10 Rules for sleeping Around is a botched screwball comedy of sorts involving a group of cartoonishly heterosexual New Yorkers who end up at a house at the Hamptons either to have sex or to check if their partners are having sex. In this hide-and-go-seek setup, girls are always hot, nameless, and lingerie-wearing dimwits. And if they’re Latin, they’re even hotter, less dressed, and condescendingly referred to as “Chiquita” by buffoonishly masculine guys who use pick-up lines like “Your ass looks like two basketballs hiding under your skirt”—which they may use right before employing said “basketballs” as bongos.

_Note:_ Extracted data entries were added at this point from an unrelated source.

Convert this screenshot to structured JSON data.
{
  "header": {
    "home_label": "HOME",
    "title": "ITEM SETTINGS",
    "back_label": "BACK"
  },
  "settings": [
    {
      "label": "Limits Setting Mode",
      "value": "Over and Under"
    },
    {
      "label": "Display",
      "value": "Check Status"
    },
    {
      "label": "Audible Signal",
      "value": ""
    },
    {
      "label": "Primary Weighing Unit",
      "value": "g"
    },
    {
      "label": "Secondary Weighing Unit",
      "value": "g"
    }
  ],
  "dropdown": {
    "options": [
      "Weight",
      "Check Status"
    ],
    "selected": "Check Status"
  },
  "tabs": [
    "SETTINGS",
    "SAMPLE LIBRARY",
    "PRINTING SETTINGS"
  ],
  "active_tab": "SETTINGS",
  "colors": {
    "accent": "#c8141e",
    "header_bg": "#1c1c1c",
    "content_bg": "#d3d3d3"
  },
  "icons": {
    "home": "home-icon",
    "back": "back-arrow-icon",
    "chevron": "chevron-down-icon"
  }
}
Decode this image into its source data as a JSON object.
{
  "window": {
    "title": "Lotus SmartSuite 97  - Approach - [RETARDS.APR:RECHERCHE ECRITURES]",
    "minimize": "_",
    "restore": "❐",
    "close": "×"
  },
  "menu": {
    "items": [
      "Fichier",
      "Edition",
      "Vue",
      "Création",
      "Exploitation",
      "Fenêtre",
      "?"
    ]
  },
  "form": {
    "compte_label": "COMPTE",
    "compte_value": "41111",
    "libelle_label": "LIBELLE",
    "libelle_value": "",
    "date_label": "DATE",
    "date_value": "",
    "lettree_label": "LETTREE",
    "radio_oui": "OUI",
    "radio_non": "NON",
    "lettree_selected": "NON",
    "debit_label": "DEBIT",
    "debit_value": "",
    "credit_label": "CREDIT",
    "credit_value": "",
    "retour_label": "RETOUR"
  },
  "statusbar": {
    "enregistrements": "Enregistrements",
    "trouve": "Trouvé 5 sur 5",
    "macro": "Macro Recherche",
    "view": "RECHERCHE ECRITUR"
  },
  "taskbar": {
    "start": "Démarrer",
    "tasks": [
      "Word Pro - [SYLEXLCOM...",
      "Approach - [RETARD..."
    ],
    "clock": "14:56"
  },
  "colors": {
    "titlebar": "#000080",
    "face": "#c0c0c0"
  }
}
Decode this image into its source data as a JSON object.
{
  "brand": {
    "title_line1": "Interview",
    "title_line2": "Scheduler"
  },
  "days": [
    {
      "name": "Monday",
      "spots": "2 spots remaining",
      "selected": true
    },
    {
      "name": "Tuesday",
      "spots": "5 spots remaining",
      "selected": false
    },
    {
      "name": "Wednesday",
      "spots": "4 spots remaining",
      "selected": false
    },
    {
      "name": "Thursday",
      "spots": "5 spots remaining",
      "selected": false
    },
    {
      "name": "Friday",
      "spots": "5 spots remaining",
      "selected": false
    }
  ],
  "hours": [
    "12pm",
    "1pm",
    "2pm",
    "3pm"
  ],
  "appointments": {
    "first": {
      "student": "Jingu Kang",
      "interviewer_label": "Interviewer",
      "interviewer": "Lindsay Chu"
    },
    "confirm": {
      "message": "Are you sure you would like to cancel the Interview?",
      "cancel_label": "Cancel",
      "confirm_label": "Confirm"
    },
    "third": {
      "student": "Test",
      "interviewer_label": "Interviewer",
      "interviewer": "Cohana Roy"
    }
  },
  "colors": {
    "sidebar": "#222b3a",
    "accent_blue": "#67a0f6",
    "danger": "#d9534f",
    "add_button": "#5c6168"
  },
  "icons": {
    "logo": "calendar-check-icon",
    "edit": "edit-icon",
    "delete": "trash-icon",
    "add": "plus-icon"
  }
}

It’s difficult to decide if the film, which never even tries to utilize its title as a conceptual framework for its narrative, is more offensive as a piece of cinematic triteness or as an ode to sexism, homophobia, transphobia, and so on without the slightest sense of self-awareness. Here, gay men, or rather, straight men pretending to be gay, are French-sounding flaming queens who can’t help but make bitchy comments about women’s hairstyles, straight men are otherwise reasonable beings sidetracked by readily available femininity just begging to be manhandled, and Brazilians apparently speak Spanish. If the distasteful portrayal of minorities is cowardly enacted through their very absence (misunderstandings lead to two men in bed, followed by the disgust of the male character who catches them there), the representation of heterosexuality isn’t that much more pleasant. For a film so bent on naturalizing the presumably hilarious incongruity of “the sexes,” it sure features lots and lots of that site of horror: a naked male body. And for comedic purposes, of course.
Perhaps director Leslie Greif was vying for the spirit of films such as Some Like It Hot or How to Marry a Millionaire. But whereas in those films characters were built on nuance, unpredictability, and authenticity, the characters in 10 Rules for Sleeping Around are so one-dimensional it’s hard to even remember who’s who, and impossible to yearn for their reappearance. Greif simply spends no time developing their personas, quickly surrendering to their status as replaceable functions in this ode to the power asymmetry of gender relations.